McBurney YMCA

1852 - present

The McBurney branch of the Young Men’s Christian Association (YMCA) originated as the Greater New York Association Headquarters in 1852. The YMCA was founded to promote religious values alongside physical and intellectual growth, and began with a library, gym, and dormitory. By the end of the nineteenth century, new YMCA branches started to open around the city, and the headquarters became the Twenty-Third Street branch. In 1904 it moved west to Chelsea, quickly integrating into the neighborhood and expanding programming to offer boys clubs, athletics, and classes in languages, business, art, and bible. A number of educational institutes began at the Twenty-Third Street branch and later found homes in other branches around the city, such as the Chelsea School, a college preparatory program that later merged with the McBurney School at the West Side YMCA, an evening high school for returned World War I veterans, the New York Business Institute, and the New York Law School.

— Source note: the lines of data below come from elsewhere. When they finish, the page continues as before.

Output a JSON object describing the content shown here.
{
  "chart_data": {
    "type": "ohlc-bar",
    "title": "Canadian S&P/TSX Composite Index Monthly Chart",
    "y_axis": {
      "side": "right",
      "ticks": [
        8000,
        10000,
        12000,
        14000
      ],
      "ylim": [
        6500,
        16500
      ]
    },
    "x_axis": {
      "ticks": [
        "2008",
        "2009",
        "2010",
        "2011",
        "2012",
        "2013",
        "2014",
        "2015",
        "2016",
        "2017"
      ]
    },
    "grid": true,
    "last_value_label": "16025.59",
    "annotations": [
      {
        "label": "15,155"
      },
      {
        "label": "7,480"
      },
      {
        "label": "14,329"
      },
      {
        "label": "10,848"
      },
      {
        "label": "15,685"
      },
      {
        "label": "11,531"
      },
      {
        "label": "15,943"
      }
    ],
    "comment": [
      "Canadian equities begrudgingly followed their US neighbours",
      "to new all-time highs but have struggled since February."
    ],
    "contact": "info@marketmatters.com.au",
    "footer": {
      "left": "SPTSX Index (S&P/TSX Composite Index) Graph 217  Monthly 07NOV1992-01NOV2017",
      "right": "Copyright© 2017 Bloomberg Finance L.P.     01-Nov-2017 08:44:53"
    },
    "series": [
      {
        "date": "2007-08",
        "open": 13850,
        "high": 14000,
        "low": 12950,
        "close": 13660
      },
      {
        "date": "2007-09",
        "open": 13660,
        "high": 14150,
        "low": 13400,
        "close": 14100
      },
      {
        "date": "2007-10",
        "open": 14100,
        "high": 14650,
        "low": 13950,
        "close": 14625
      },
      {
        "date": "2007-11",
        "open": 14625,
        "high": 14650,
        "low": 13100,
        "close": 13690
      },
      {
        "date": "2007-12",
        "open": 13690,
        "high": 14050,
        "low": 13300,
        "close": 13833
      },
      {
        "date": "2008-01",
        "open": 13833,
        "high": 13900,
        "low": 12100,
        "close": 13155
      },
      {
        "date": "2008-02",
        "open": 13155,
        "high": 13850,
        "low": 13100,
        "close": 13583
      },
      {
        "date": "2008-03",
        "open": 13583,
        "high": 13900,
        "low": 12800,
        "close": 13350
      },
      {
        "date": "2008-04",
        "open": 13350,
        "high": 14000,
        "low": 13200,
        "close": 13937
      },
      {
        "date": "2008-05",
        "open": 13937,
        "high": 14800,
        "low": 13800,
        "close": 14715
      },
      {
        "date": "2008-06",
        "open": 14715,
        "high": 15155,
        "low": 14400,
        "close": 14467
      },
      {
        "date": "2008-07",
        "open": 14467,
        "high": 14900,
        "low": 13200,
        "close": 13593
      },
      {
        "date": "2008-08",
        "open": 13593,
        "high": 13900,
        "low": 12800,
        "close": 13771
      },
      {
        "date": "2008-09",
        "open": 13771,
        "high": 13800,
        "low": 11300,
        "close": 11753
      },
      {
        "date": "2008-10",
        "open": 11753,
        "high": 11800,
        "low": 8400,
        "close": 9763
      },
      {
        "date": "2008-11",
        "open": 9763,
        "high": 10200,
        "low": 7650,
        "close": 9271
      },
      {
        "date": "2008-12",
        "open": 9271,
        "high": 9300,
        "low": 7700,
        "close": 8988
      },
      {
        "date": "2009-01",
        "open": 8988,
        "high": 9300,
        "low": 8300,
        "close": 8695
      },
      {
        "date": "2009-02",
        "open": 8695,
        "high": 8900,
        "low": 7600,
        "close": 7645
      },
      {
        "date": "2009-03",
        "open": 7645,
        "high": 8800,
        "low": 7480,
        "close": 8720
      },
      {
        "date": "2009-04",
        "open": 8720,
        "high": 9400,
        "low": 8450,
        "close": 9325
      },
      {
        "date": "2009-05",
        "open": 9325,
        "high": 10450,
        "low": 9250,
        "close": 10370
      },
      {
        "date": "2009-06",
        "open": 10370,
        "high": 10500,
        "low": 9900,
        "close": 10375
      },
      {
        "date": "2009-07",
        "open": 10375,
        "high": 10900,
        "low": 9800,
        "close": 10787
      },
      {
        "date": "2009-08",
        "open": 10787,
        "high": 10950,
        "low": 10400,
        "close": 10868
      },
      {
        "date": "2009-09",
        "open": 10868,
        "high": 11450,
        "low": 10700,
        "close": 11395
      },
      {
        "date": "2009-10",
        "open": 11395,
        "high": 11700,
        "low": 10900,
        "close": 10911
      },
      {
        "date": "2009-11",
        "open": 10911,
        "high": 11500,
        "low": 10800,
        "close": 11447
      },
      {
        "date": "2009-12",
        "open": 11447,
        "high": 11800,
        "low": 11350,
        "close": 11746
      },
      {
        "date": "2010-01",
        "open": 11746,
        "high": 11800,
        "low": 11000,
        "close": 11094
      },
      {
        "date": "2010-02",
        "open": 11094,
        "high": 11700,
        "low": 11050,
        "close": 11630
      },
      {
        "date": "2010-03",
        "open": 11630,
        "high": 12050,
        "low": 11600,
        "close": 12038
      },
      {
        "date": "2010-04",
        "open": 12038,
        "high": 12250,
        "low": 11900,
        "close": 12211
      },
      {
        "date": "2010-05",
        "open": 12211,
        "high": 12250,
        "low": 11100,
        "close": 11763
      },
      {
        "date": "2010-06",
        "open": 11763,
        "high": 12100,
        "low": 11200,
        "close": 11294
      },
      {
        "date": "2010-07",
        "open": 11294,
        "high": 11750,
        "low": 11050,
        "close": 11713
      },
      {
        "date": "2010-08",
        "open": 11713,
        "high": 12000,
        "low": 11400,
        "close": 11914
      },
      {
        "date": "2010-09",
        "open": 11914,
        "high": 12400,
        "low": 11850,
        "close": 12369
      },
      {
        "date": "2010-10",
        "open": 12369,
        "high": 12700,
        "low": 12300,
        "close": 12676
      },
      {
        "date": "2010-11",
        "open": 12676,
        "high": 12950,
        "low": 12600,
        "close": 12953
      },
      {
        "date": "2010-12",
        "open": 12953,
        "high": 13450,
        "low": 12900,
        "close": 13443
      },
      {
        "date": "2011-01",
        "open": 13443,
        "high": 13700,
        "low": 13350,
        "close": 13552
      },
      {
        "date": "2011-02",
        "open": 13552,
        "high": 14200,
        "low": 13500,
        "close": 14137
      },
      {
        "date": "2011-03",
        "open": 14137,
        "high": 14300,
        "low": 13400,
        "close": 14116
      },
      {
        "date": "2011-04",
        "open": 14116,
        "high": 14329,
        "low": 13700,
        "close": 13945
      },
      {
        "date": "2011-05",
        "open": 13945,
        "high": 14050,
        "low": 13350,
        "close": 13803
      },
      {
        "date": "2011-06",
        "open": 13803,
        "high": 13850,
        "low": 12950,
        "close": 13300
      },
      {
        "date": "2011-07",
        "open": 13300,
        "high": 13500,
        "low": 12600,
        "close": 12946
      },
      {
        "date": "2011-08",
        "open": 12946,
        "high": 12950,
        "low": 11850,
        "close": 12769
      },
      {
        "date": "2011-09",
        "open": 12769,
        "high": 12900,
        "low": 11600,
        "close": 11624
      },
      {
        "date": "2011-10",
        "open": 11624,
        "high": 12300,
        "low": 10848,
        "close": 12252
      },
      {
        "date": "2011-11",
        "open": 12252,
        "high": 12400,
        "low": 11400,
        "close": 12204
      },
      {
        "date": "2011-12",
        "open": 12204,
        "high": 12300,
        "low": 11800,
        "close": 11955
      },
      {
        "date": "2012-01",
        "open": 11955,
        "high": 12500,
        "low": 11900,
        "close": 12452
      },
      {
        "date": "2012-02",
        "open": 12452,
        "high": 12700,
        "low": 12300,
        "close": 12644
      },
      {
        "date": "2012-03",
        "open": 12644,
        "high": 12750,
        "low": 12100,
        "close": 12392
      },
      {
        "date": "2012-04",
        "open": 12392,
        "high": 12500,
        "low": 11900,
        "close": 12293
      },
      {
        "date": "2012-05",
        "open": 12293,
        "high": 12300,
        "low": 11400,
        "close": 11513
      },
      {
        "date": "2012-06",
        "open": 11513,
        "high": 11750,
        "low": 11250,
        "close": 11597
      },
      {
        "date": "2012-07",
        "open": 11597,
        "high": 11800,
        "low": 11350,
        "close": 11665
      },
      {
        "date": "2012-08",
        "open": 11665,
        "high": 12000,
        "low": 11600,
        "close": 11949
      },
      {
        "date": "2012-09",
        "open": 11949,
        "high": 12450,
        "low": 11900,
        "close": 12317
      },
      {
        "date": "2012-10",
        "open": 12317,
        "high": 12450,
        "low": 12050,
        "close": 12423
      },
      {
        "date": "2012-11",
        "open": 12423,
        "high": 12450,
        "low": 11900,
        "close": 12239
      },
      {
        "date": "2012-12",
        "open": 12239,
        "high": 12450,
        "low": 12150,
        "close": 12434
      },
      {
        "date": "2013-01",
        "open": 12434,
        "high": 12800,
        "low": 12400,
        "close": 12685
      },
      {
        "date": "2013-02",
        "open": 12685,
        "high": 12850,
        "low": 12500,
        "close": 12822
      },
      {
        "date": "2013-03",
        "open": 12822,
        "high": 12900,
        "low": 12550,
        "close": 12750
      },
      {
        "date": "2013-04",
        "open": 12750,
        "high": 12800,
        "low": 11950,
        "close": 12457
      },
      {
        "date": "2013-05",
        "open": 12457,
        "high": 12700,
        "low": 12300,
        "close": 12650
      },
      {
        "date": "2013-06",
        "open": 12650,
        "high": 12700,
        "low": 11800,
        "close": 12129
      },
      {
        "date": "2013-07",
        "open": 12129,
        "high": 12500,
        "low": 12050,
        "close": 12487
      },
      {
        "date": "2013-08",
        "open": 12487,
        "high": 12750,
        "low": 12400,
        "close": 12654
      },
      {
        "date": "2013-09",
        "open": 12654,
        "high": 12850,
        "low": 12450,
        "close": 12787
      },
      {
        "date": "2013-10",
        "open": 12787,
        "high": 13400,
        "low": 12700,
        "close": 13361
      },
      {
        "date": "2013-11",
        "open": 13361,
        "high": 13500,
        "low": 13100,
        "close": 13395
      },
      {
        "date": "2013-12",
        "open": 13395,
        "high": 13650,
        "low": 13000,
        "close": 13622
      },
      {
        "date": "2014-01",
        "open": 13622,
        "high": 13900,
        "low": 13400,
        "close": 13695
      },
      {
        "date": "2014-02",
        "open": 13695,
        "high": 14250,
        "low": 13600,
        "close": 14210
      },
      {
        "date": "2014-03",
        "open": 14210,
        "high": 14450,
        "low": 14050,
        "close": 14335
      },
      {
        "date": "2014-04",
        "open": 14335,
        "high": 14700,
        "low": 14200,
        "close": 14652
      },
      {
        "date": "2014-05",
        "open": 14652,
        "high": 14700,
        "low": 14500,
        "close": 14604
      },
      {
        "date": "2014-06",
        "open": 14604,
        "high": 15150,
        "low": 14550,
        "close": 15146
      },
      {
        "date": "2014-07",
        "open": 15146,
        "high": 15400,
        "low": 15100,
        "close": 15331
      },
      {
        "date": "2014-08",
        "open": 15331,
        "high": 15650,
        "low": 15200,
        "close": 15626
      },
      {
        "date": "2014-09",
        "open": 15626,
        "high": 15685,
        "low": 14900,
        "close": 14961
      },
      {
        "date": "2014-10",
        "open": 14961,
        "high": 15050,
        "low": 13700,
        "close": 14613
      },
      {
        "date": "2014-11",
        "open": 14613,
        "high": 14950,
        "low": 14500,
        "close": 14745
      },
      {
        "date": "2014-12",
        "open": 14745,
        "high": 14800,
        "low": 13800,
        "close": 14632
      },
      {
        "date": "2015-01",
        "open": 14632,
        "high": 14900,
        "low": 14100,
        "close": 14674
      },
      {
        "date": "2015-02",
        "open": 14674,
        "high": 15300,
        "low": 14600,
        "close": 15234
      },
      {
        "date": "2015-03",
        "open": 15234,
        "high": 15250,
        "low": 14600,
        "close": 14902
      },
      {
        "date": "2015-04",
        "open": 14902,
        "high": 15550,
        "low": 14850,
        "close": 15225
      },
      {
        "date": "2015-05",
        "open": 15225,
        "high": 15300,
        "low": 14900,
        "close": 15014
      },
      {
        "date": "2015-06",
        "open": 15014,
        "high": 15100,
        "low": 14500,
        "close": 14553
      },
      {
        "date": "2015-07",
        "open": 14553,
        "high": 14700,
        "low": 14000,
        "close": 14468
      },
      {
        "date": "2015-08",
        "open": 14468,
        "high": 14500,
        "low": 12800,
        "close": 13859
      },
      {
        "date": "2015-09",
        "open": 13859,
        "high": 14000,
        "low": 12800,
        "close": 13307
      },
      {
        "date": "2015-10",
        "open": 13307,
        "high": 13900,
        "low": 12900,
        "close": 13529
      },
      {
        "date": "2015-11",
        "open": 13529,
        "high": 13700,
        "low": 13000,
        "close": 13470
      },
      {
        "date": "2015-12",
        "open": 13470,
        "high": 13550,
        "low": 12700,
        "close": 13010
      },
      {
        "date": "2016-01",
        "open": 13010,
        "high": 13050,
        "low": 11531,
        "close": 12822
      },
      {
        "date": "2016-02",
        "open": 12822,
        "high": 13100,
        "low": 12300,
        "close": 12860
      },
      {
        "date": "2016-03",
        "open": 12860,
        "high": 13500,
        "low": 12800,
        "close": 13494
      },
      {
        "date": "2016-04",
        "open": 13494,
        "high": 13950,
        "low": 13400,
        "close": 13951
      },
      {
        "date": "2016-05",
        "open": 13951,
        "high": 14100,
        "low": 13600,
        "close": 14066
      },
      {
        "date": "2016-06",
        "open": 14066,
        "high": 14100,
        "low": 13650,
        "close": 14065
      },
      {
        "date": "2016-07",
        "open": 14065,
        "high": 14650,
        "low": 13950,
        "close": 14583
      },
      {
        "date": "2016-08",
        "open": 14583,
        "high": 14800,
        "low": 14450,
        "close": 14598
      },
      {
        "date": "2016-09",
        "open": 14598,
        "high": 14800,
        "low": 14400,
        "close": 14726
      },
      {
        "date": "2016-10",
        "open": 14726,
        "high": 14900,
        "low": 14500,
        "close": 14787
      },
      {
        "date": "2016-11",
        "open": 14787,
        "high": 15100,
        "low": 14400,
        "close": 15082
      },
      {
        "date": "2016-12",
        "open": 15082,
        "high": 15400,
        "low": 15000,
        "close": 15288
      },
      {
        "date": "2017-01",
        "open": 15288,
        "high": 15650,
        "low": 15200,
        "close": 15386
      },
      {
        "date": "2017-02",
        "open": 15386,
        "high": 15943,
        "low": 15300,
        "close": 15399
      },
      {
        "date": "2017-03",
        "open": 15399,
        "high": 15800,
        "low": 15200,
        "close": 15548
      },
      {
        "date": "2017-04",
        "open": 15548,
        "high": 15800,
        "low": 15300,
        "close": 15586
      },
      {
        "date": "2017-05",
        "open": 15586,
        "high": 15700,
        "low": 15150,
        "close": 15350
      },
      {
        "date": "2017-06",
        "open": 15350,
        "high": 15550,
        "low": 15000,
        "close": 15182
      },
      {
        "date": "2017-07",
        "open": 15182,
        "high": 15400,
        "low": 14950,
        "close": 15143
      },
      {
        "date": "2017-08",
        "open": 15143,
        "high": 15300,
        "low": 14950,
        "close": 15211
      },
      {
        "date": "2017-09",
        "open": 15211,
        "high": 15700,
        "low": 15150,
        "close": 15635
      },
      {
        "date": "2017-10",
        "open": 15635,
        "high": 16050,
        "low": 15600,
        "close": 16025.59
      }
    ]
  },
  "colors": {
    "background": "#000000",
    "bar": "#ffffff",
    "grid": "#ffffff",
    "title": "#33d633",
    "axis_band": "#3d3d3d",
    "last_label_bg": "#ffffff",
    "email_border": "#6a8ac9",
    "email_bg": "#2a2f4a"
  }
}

In 1933 the YMCA constitution changed to allow women full membership, though some women had already been joining classes and activities. In 1943 the branch was renamed for Robert McBurney, one of the early directors of the association. In the second half of the twentieth century, the McBurney YMCA began to focus more on its youth programming, adding afterschool programs, camps, a teen center, and a wider range of recreational and educational activities. In 2004 it moved to a new building on 14th Street.

Details

Category
Organization/Association
Audience
All Ages
Corporate Body
YMCA of Greater New York
Notes
From 1869-1904 the Association headquarters and Twenty-Third Street branch was located on East 23rd Street in a large ornate building that is believed to be the first purpose-built YMCA space in the country

Connections

Location

  • 215 W 23rd St, New York, NY 10011, USA
    1904 - 2004
  • 48-98 E 23rd St, New York, NY 10010, USA
    1869 - 1904
  • 657 Broadway, New York, NY 10012, USA
    1852 - 1869

Archival Collections

References

  1. Bayless, Pamela. The YMCA at 150: A History of the YMCA of Greater New York, 1852-2002. New York: YMCA of Greater New York, 2002.
  2. The Encyclopedia of New York City, 2nd ed. Ed. Kenneth T. Jackson. New Haven: Yale University Press, 2010.
  3. Federal Writers’ Project. New York City Guide: A Comprehensive Guide to the Five Boroughs of the Metropolis. New York: Random House, 1939.
  4. Finnegan, Dorothy E. “Raising and Leveling the Bar: Standards, Access, and the YMCA Evening Law Schools, 1890-1940.” Journal of Legal Education 55, no. 1/2 (2005): 208-33. http://www.jstor.org/stable/42893900.
  5. Lupkin, Paula. Manhood Factories: YMCA Architecture and the Making of Modern Urban Culture. Minneapolis: University of Minnesota Press, 2009. Accessed April 20, 2018. ProQuest Ebook Central.